Дрова уложили в сани. Вершины елей стояли в золотистой заре, в полях светились снега. К вечеру стало облачно и тихо. Подбивая воз, Яков посмотрел на обсаженную березами барскую дорогу. К имению, то поодиночке, то небольшими партиями, шли мужики. Днем за Яковом присылали из Замошья мальчишку, и он подумал, что народ разбредется с деревенского схода. Но мужики шли не только с Замошья, но и от новых хуторов. На закате везде лаяли потревоженные собаки.

– Яш, что-то нехорошее начинается, – сказала Дарья. – Поедем из лесу домой.

В поле лежал глубокий снег. Возвращаться к хутору было тяжело. Они выбрались с возом на дорогу и увидели шедшего к имению чужого мужика.

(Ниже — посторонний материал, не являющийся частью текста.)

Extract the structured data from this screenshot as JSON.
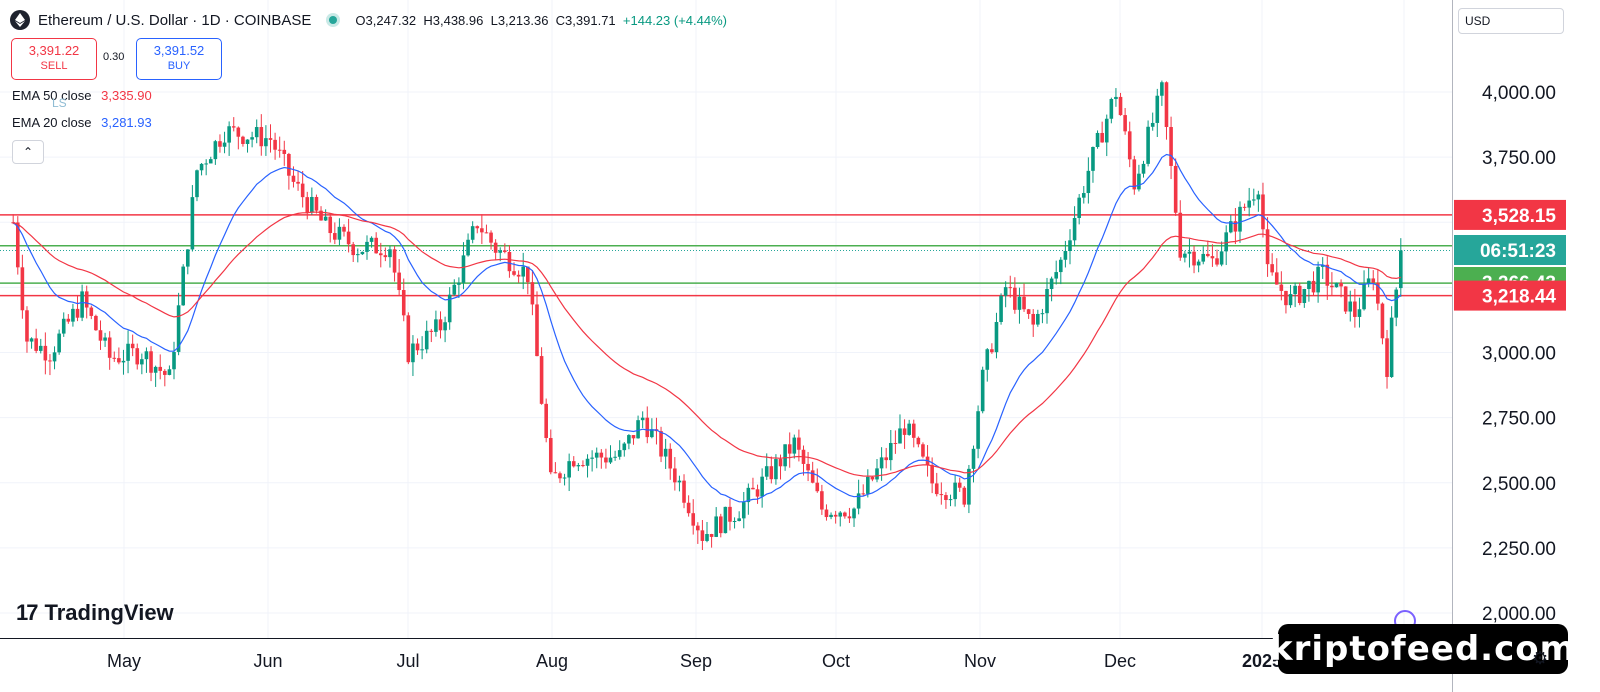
{
  "header": {
    "title": "Ethereum / U.S. Dollar · 1D · COINBASE",
    "open": "O3,247.32",
    "high": "H3,438.96",
    "low": "L3,213.36",
    "close": "C3,391.71",
    "change": "+144.23 (+4.44%)"
  },
  "trade": {
    "sell_price": "3,391.22",
    "sell_label": "SELL",
    "spread": "0.30",
    "buy_price": "3,391.52",
    "buy_label": "BUY"
  },
  "indicators": {
    "ema50_label": "EMA 50 close",
    "ema50_value": "3,335.90",
    "ema20_label": "EMA 20 close",
    "ema20_value": "3,281.93",
    "ls_label": "LS"
  },
  "currency_selector": "USD",
  "brand": "TradingView",
  "watermark": "kriptofeed.com",
  "colors": {
    "up": "#089981",
    "down": "#f23645",
    "ema20": "#2962ff",
    "ema50": "#f23645",
    "support": "#4caf50",
    "resistance": "#f23645"
  },
  "chart_data": {
    "type": "candlestick",
    "title": "Ethereum / U.S. Dollar · 1D · COINBASE",
    "x_ticks": [
      "May",
      "Jun",
      "Jul",
      "Aug",
      "Sep",
      "Oct",
      "Nov",
      "Dec",
      "2025",
      "Feb"
    ],
    "y_ticks": [
      "4,000.00",
      "3,750.00",
      "3,528.15",
      "06:51:23",
      "3,266.43",
      "3,218.44",
      "3,000.00",
      "2,750.00",
      "2,500.00",
      "2,250.00",
      "2,000.00"
    ],
    "ylim": [
      1900,
      4200
    ],
    "horizontal_lines": [
      {
        "value": 3528.15,
        "label": "3,528.15",
        "color": "#f23645"
      },
      {
        "value": 3410,
        "label": "06:51:23",
        "color": "#4caf50"
      },
      {
        "value": 3266.43,
        "label": "3,266.43",
        "color": "#4caf50"
      },
      {
        "value": 3218.44,
        "label": "3,218.44",
        "color": "#f23645"
      }
    ],
    "price_points": [
      [
        "2024-04-10",
        3500
      ],
      [
        "2024-04-13",
        3050
      ],
      [
        "2024-04-18",
        3000
      ],
      [
        "2024-04-25",
        3200
      ],
      [
        "2024-05-01",
        2980
      ],
      [
        "2024-05-08",
        3000
      ],
      [
        "2024-05-14",
        2900
      ],
      [
        "2024-05-20",
        3700
      ],
      [
        "2024-05-26",
        3850
      ],
      [
        "2024-06-05",
        3820
      ],
      [
        "2024-06-10",
        3650
      ],
      [
        "2024-06-17",
        3480
      ],
      [
        "2024-06-24",
        3400
      ],
      [
        "2024-07-01",
        3410
      ],
      [
        "2024-07-05",
        3000
      ],
      [
        "2024-07-12",
        3100
      ],
      [
        "2024-07-20",
        3500
      ],
      [
        "2024-07-24",
        3400
      ],
      [
        "2024-07-31",
        3300
      ],
      [
        "2024-08-05",
        2500
      ],
      [
        "2024-08-10",
        2600
      ],
      [
        "2024-08-20",
        2600
      ],
      [
        "2024-08-25",
        2750
      ],
      [
        "2024-09-02",
        2500
      ],
      [
        "2024-09-07",
        2300
      ],
      [
        "2024-09-15",
        2400
      ],
      [
        "2024-09-20",
        2500
      ],
      [
        "2024-09-27",
        2650
      ],
      [
        "2024-10-03",
        2400
      ],
      [
        "2024-10-10",
        2400
      ],
      [
        "2024-10-17",
        2600
      ],
      [
        "2024-10-21",
        2720
      ],
      [
        "2024-10-27",
        2500
      ],
      [
        "2024-11-03",
        2450
      ],
      [
        "2024-11-07",
        2900
      ],
      [
        "2024-11-12",
        3250
      ],
      [
        "2024-11-18",
        3100
      ],
      [
        "2024-11-24",
        3350
      ],
      [
        "2024-11-30",
        3700
      ],
      [
        "2024-12-06",
        4000
      ],
      [
        "2024-12-10",
        3650
      ],
      [
        "2024-12-16",
        4000
      ],
      [
        "2024-12-20",
        3400
      ],
      [
        "2024-12-27",
        3350
      ],
      [
        "2025-01-06",
        3650
      ],
      [
        "2025-01-08",
        3300
      ],
      [
        "2025-01-13",
        3200
      ],
      [
        "2025-01-20",
        3300
      ],
      [
        "2025-01-27",
        3150
      ],
      [
        "2025-01-31",
        3300
      ],
      [
        "2025-02-03",
        2950
      ],
      [
        "2025-02-06",
        3392
      ]
    ],
    "ohlc_last": {
      "open": 3247.32,
      "high": 3438.96,
      "low": 3213.36,
      "close": 3391.71
    }
  }
}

– Где, земляк, был? – спросил Яков.

– В Замошье.

– Тихо ли там?

– Тихо, – нехотя ответил мужик, – было там маленько. Ничего, тихо.

– Теперь куда ж?

– Да вот в Городище надо сходить.

С обсаженной березами дороги они свернули на свою через высокий от снега мосток и, подъехав к хутору, скинули дрова перед крыльцом. Дарья осталась распрягать, а Яков пошел в сарай и, сняв полушубок, начал трепать лен. Он кончил, когда прибежала жена.

– Яш, – сказала она, – идут к нам какие-то.

Он вышел из сарая и осторожно посмотрел из-за угла строения. Справа, полем, шли к хутору два вооруженных винтовками человека.

– Ай, ты! – растерянно сказал он.

Возле сарая, на снежной куче, валялся большой ящик для резки корма. Яков подлез под него, накрылся и стал слушать.

Один из пришедших был городской человек в черном романовском полушубке. Он поднялся на крыльцо и постучал. Незнакомый толстолицый солдат остался на дворе. Дверь открыла Дарья.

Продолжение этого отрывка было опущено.